Per Confagricoltura è ora di rilanciare la produzione nazionale ed i consumi mondiali di olio di oliva.

Roma: Mentre si prevede un calo mediamente del 9% della produzione di olio d’oliva in Europa e del 30% in Spagna, nel 2019 rispetto al 2018, in Italia si stima un raddoppio della produzione (da 175 mila tonn a 350 mila). Incrementi produttivi anche in Portogallo (+39%) e Grecia (+62%). I livelli altissimi delle scorte europee, con 850 mila tonnellate, hanno un impatto sui prezzi al ribasso che preoccupa gli operatori.

Lo pone in evidenza il report sul comparto olivicolo del Centro Studi di Confagricoltura, sulla base delle previsioni dell’Unione europea, presentate a Bruxelles.

Per l’Italia però è un risultato solo parzialmente soddisfacente – osserva Confagricoltura – dal momento che l’anno scorso la produzione era arrivata ai minimi storici del decennio ed anche ora è lontana dalle 540 mila tonn del 2008. La media produttiva degli ultimi quattro anni, confrontata con il quadriennio 2008-2011, mostra un calo di oltre il 37% e, in relazione al quadriennio 2012-2015, del 28%.

Il Centro Studi di Confagricoltura ha evidenziato come, nel 2018, l’Italia sia stata nel mondo il secondo Paese esportatore di olio d’oliva, dopo Spagna e davanti a Portogallo e Grecia. Principali mercati di sbocco dell’olio confezionato made in Italy sono Stati Uniti (che hanno un valore di 436 milioni di euro e rappresentano il 31,4% del totale dell’export italiano) e Germania (168 milioni di euro, pari al 12,1% del totale dell’export).

Il settore olivicolo - sottolinea Confagricoltura - sta affrontando una fase di significativi cambiamenti strutturali a livello mondiale e l’Italia, che ha una forte vocazione produttiva, non può restare arretrata.

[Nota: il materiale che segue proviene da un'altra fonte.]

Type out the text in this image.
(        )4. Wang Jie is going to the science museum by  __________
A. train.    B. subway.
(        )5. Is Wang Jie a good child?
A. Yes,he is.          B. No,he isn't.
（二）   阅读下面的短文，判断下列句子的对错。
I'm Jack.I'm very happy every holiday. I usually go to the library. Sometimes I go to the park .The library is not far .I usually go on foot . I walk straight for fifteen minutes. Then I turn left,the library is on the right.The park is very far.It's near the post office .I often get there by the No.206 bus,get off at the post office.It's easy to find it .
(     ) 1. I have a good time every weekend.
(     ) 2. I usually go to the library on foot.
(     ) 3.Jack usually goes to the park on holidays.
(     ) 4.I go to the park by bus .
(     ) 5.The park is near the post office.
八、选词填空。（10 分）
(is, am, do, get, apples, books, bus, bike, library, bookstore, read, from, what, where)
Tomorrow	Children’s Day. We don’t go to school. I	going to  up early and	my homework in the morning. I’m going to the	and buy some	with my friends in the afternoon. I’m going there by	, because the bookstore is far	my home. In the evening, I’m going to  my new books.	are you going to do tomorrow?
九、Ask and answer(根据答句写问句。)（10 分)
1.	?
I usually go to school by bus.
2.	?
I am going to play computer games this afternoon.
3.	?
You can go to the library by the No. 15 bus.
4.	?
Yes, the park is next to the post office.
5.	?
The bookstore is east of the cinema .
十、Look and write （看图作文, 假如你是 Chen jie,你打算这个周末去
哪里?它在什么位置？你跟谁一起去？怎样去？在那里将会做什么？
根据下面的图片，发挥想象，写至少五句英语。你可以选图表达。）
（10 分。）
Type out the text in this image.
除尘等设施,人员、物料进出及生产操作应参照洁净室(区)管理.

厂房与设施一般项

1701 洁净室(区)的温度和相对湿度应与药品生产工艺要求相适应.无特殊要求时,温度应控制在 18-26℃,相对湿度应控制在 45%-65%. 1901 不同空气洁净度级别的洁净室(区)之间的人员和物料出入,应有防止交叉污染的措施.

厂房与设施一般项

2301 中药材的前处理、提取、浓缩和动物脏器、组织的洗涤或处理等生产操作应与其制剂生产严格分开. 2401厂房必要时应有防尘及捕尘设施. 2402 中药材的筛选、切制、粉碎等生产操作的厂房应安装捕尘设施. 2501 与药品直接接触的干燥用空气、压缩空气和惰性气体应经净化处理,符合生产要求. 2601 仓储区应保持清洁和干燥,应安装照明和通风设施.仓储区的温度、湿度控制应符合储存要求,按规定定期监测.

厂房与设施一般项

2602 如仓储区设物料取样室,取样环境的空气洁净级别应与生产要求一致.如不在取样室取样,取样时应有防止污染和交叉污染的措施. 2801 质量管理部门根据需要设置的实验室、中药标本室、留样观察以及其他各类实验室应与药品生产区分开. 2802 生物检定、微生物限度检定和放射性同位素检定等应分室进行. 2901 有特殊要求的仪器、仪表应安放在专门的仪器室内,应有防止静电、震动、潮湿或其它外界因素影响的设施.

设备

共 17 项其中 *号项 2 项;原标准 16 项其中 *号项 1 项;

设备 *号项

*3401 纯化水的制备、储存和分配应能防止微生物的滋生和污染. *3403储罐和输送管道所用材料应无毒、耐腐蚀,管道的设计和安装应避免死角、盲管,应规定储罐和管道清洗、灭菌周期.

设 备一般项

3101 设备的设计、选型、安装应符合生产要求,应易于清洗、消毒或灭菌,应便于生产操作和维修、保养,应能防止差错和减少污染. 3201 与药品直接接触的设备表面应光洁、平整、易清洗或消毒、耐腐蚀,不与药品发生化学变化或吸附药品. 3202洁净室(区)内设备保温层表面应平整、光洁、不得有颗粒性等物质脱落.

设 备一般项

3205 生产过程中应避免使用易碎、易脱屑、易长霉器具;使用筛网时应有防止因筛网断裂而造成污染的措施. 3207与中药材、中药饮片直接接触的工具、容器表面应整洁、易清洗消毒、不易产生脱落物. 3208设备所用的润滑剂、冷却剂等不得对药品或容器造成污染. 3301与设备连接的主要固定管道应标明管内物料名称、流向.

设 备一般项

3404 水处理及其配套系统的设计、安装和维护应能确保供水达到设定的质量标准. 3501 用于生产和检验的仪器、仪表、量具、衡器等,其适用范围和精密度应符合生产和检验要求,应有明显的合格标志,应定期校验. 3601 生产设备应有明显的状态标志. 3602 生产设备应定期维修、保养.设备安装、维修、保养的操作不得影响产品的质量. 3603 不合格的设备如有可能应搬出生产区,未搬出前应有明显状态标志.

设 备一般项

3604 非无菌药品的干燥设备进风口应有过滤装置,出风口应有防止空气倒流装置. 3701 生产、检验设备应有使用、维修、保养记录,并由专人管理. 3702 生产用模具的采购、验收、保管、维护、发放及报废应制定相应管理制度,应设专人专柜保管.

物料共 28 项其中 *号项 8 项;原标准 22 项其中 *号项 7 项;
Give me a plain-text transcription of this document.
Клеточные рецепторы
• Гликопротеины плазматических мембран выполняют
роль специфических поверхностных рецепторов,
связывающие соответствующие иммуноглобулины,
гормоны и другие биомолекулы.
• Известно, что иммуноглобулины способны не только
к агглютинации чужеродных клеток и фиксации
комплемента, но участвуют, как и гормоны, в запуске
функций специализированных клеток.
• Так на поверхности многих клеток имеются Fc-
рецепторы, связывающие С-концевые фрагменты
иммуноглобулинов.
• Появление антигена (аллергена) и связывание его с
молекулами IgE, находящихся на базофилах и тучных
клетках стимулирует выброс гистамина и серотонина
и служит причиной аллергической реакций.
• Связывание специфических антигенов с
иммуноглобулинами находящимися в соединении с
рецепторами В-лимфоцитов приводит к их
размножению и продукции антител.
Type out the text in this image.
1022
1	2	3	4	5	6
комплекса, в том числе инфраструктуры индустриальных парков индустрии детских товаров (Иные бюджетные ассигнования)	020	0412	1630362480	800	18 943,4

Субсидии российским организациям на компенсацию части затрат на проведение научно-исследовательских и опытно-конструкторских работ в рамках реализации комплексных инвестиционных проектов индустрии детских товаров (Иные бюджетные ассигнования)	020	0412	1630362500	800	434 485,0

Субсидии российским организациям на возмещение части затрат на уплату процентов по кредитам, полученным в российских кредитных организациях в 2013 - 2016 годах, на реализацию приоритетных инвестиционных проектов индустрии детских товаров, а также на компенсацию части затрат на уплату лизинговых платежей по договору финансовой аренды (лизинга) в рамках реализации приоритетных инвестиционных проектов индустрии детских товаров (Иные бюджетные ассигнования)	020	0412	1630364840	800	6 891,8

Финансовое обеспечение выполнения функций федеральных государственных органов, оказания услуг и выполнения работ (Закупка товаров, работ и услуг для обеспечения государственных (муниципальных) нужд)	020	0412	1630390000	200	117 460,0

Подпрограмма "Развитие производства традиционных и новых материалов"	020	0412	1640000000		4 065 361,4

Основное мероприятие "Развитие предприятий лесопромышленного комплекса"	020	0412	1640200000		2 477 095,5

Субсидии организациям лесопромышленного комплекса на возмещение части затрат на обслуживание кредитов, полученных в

“In questo quadro – commenta il presidente della Federazione olivicola nazionale di Confagricoltura, Pantaleo Greco - va evidenziata la situazione drammatica del Salento a causa della Xylella Fastidiosa. Per il 2019 il crollo della produzione di olio in provincia di Lecce si aggirerà attorno all’85%, rispetto agli anni precedenti. Le zone olivetate sono sempre più ridimensionate e solo le varietà, come il leccino che sembrerebbe tollerante, fanno sì che la produzione non sia azzerata del tutto. La sfida è proprio quella di frenare il crollo produttivo con nuovi impianti e con aiuti al reddito per tutta la filiera ormai allo stremo. Sollecitiamo l’emanazione dei decreti attuativi del decreto legge Emergenze ed in particolare i provvedimenti per l’utilizzo delle risorse previste dal Piano di rigenerazione dell’olivicoltura”.

“Per tutti gli operatori europei - prosegue il rappresentante di Confagricoltura - sarà importante favorire l’aumento del consumo globale di olio di oliva e sviluppare nuovi mercati, con l’aiuto di azioni promozionali per le quali si chiede alla Commissione UE un sostegno economico, anche alla luce delle questioni di politica internazionale in atto e dei dazi imposti dagli Stati Uniti.”.

“In generale per l’olivicoltura italiana ci sono nuove convenienze da cogliere sotto il profilo quantitativo e qualitativo – conclude Pantaleo Greco -. Vanno rinnovati gli impianti colturali con altri più produttivi e che si prestano alla meccanizzazione. E’ giunto il momento di trasformare le difficoltà in opportunità”.